La notizia oggi mi ha fatto sobbalzare sulla sedia a rotelle. Mi ha irritato profondamente, lo ammetto. Sto diventando insofferente, ma a volte la realtà supera talmente la fantasia da costringerti a fare i conti con l’imponderabile, e devo pure stare attento con le parole, ché non vorrei incorrere nel reato di vilipendio della magistratura.
Ricorderete (forse) l’allegra brigata di calciatori petroniani che scorrazzavano per il centro di Bologna utilizzando il contrassegno invalidi di una solerte e tifosissima dipendente disabile della benemerita società di calcio. Il fatto fece scandalo, insomma, si fa per dire. Venne aperta un’inchiesta, ed effettivamente alcuni fra i “campioni” (anche qui si fa per dire) del Bologna ammisero di aver utilizzato questo particolarissimo “benefit”. Con il senno di poi potremmo perfino dire “a loro insaputa”. Visto come ha deciso la feroce Procura di Bologna.
Non i difensori, ma la pubblica accusa, ha chiesto l’archiviazione del caso, con questa pittoresca motivazione, riportata oggi dai giornali: “Nel nostro paese i “moderni gladiatori” e cioè i calciatori – scrive il procuratore aggiunto Giovannini – vivono in una sorta di bolla immateriale che, salvo rare eccezioni, li mantiene avulsi dal quotidiano, al limite dell’incapacità di badare agli affari correnti di natura burocratica, che affaticano invece ogni persona che non pratica, ad alti livelli, l’arte pedatoria”.

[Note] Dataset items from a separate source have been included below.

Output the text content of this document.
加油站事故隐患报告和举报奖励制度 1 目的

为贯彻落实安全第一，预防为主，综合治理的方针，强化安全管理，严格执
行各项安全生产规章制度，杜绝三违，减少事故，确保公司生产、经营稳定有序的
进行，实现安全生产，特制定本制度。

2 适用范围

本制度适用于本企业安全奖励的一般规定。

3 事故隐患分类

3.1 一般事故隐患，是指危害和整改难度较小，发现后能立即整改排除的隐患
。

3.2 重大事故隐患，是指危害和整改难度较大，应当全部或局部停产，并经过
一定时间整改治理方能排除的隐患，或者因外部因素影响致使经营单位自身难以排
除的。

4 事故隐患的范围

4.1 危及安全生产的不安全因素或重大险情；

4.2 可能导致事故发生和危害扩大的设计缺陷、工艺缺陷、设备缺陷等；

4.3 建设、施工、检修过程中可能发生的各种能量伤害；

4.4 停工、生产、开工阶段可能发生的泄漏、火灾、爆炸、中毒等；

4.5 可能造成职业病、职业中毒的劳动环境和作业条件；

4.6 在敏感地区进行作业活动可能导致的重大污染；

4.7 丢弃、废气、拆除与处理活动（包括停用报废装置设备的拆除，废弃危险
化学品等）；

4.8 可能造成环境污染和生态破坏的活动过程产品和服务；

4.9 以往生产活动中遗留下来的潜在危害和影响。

Sembra uno scherzo, una scena tratta da un film di Pupi Avati, uno sketch da “Gli amici del Bar Margherita”. E invece no, è tutto vero, scritto nero su bianco nella richiesta di archiviazione. Il fatto è che questa richiesta è stata accolta senza obiezioni dal Gip Alberto Zirolfi. Tutto finito, dunque, a tarallucci e vino. Anzi, forse meglio, a mortadella e lambrusco.
L’indignazione sul web sta girando, anche se trovare questa notizia non è così semplice. E qui scatta la mia seconda irritazione, forse la maggiore. Tutti giustamente notano l’assurdità della strana clemenza dei magistrati bolognesi, ma pochi si accorgono che a monte di questa archiviazione c’è un pre-giudizio da parte dei giudici non dichiarato: ossia che l’abuso, reiterato e di gruppo, nei riguardi di una norma che tutela i disabili non è poi così grave. Evidentemente per i magistrati bolognesi scorrazzare impuniti utilizzando impropriamente il contrassegno di una sola persona disabile (poco importa che si sia prestata a coprire con la propria benevola testimonianza il trucco messo in piedi per anni) non è meritevole di sanzione. Chi se ne importa se per mesi i calciatori, dei quali non faccio neppure il nome perché dovrebbero vergognarsi da soli, hanno magari parcheggiato in uno dei posti migliori del centro cittadino, sottraendo il diritto alla sosta a una persona disabile “vera”. Chi se ne importa se a loro tutte le contravvenzioni sono state annullate. Chi se ne importa se nel frattempo i disabili bolognesi sono alle prese con una pedonalizzazione del centro a dir poco discutibile, di fronte alla quale vedono messi in discussione diritti consolidati di circolazione e di mobilità.
La cosa fondamentale è non turbare questi bamboccioni che vivono in una bolla dorata. Proprio ieri me l’ero presa – giustamente, secondo me – con un sito di satira che ha dedicato ampio spazio a scritti a dir poco indecenti nei confronti delle persone con disabilità. Oggi mi accorgo che tutto torna, e che al peggio non c’è mai limite. Tutto è relativo. E diventa perfino difficile distinguere a grana grossa il bene dal male. Solo che anche questa storia, come quel sito di “satira”, non fa ridere per niente.